On Friday, 17 July 2013, Dr Francis Collins, the director of the National Institutes of Health (NIH) received a letter from Senator Patrick Leahy (Democrat-Vermont). In the wake of the US Supreme Court decision in Association for Molecular Pathology v. Myriad Genetics, Inc1, the senator wants the director to consider exercising the NIH's "march-in" rights under the Bayh-Dole Act to "ensure greater access to genetic testing for breast and ovarian cancer."
Although the justification is somewhat different, both the Australian and New Zealand Patent Acts contain similar provisions for "Crown use" of a patented invention. In both countries, "Crown use" provisions ensure that governments in Australia and New Zealand can balance the grant of the exclusive rights of the patent holder needs of the Australian and New Zealand public.
Senator Leahy is not the first person make such a request. On four previous occasions the NIH has been asked to exercise their right, under the Bayh-Dole Act 1980, to "march in" and require a patent owner or exclusive licensee grant a license to a responsible party under 'reasonable terms" (see 35 U.S.C 2032). To date, no petition has been granted.
To protect U.S. taxpayers from being charged twice; ie, from paying businesses for inventions that had already been paid for with public dollars, a section of the Bayh-Dole Act gives a Federal funding agency the right to "march in" and ignore the exclusivity of a granted patent, requiring the patentee to grant a license to their invention. If the patentee refuses, the Agency itself is empowered by Bayh-Dole to grant such a license itself if one of four particular circumstances is met. Briefly reiterated, the four circumstances are that:
- the patentee has not taken reasonable and effective steps to achieve practical application invention
- the health or safety needs of the public are not reasonably satisfied by the patentee
- the requirements for public use specified by Federal regulations are not reasonably satisfied by the patentee
- the patented product is not manufactured substantially in the US or the patentee has not shown that under the circumstances manufacture in the US is not commercially feasible.

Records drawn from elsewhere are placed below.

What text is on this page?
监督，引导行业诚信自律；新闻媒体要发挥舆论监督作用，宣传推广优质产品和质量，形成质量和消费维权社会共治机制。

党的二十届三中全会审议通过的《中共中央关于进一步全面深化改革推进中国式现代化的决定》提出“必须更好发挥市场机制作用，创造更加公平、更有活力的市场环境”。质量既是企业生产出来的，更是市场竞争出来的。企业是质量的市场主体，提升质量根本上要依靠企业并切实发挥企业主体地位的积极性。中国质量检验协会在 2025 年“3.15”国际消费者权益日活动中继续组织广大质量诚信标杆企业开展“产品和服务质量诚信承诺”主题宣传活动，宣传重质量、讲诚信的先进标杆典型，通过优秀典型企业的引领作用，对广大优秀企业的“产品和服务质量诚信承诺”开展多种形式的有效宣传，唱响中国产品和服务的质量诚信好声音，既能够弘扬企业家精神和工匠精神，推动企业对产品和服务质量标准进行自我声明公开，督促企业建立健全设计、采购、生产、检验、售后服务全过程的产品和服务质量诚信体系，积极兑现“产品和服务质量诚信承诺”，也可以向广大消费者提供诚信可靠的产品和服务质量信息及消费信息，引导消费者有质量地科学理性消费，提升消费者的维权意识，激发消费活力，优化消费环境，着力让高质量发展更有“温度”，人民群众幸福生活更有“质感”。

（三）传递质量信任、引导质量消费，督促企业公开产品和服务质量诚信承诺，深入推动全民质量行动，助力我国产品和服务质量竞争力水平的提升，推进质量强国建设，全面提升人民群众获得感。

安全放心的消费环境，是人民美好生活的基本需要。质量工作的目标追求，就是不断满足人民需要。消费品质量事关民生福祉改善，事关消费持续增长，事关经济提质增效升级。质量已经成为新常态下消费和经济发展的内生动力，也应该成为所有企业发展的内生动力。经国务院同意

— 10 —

The basis of Senator Leahy's recent request is that the cost of Myriad's BRCA1/BRCA2 test is prohibitive, and therefore the health needs of the US public are not reasonably satisfied by the patentee because many women are unable afford the Myriad test. However, a review of previous petitions shows that in the cases of both NORVIR3 and Xalatan4, the NIH has taken the clear position that it has no role to play in addressing the issue of drug pricing. This role can only be played by Congress (ie, the legislature). As stated in the case of Xalatan the NIH considers that "the extraordinary remedy of march-in was not an appropriate means for controlling prices".
Implications for diagnostics and personalised medicine
At the very least, Senator Leahy's letter continues to highlight the ongoing debate in the US, and worldwide5, regarding the validity of "gene" patents1 and the moral and ethical issues involved in patenting diagnostic and treatment methods in human medicine; ie, "personalized medicine".

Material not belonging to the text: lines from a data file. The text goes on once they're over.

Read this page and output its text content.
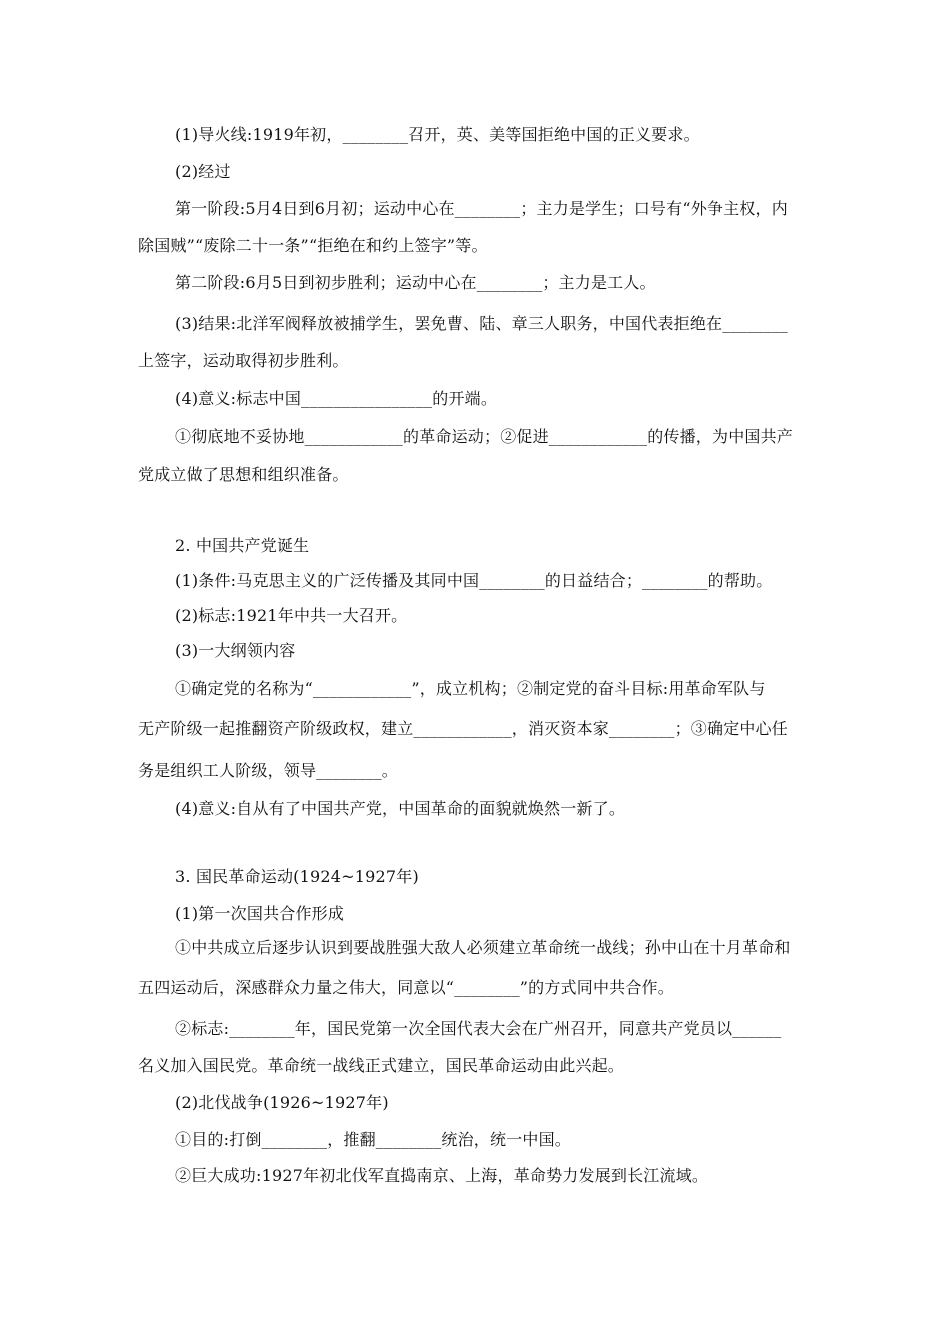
(1)导火线:1919年初，________召开，英、美等国拒绝中国的正义要求。
(2)经过
第一阶段:5月4日到6月初；运动中心在________；主力是学生；口号有“外争主权，内
除国贼”“废除二十一条”“拒绝在和约上签字”等。
第二阶段:6月5日到初步胜利；运动中心在________；主力是工人。
(3)结果:北洋军阀释放被捕学生，罢免曹、陆、章三人职务，中国代表拒绝在________
上签字，运动取得初步胜利。
(4)意义:标志中国________________的开端。
①彻底地不妥协地____________的革命运动；②促进____________的传播，为中国共产
党成立做了思想和组织准备。
2. 中国共产党诞生
(1)条件:马克思主义的广泛传播及其同中国________的日益结合；________的帮助。
(2)标志:1921年中共一大召开。
(3)一大纲领内容
①确定党的名称为“____________”，成立机构；②制定党的奋斗目标:用革命军队与
无产阶级一起推翻资产阶级政权，建立____________，消灭资本家________；③确定中心任
务是组织工人阶级，领导________。
(4)意义:自从有了中国共产党，中国革命的面貌就焕然一新了。
3. 国民革命运动(1924~1927年)
(1)第一次国共合作形成
①中共成立后逐步认识到要战胜强大敌人必须建立革命统一战线；孙中山在十月革命和
五四运动后，深感群众力量之伟大，同意以“________”的方式同中共合作。
②标志:________年，国民党第一次全国代表大会在广州召开，同意共产党员以______
名义加入国民党。革命统一战线正式建立，国民革命运动由此兴起。
(2)北伐战争(1926~1927年)
①目的:打倒________，推翻________统治，统一中国。
②巨大成功:1927年初北伐军直捣南京、上海，革命势力发展到长江流域。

Looking at the current IP climate in the US, including proposed legislation to limit "patent trolls", and recent court cases attacking the validity of patents directed to "genes"1 and "laws of nature"6, this request is another interesting thread in a flow of apparent efforts to restrict the rights of patents in this area.
We have seen similar efforts in Australia with the Myriad patent surviving an attack5 (read more on this case here), and the failed Patent Amendment (Human Genes and Biological Materials) Bill 20107 (read more on this bill here). Such strong actions have not yet been taken recently in New Zealand, or elsewhere amongst Australia and New Zealand's largest Asian and European trading partners.
For now, all eyes remain on the United States to see how this latest foray plays out.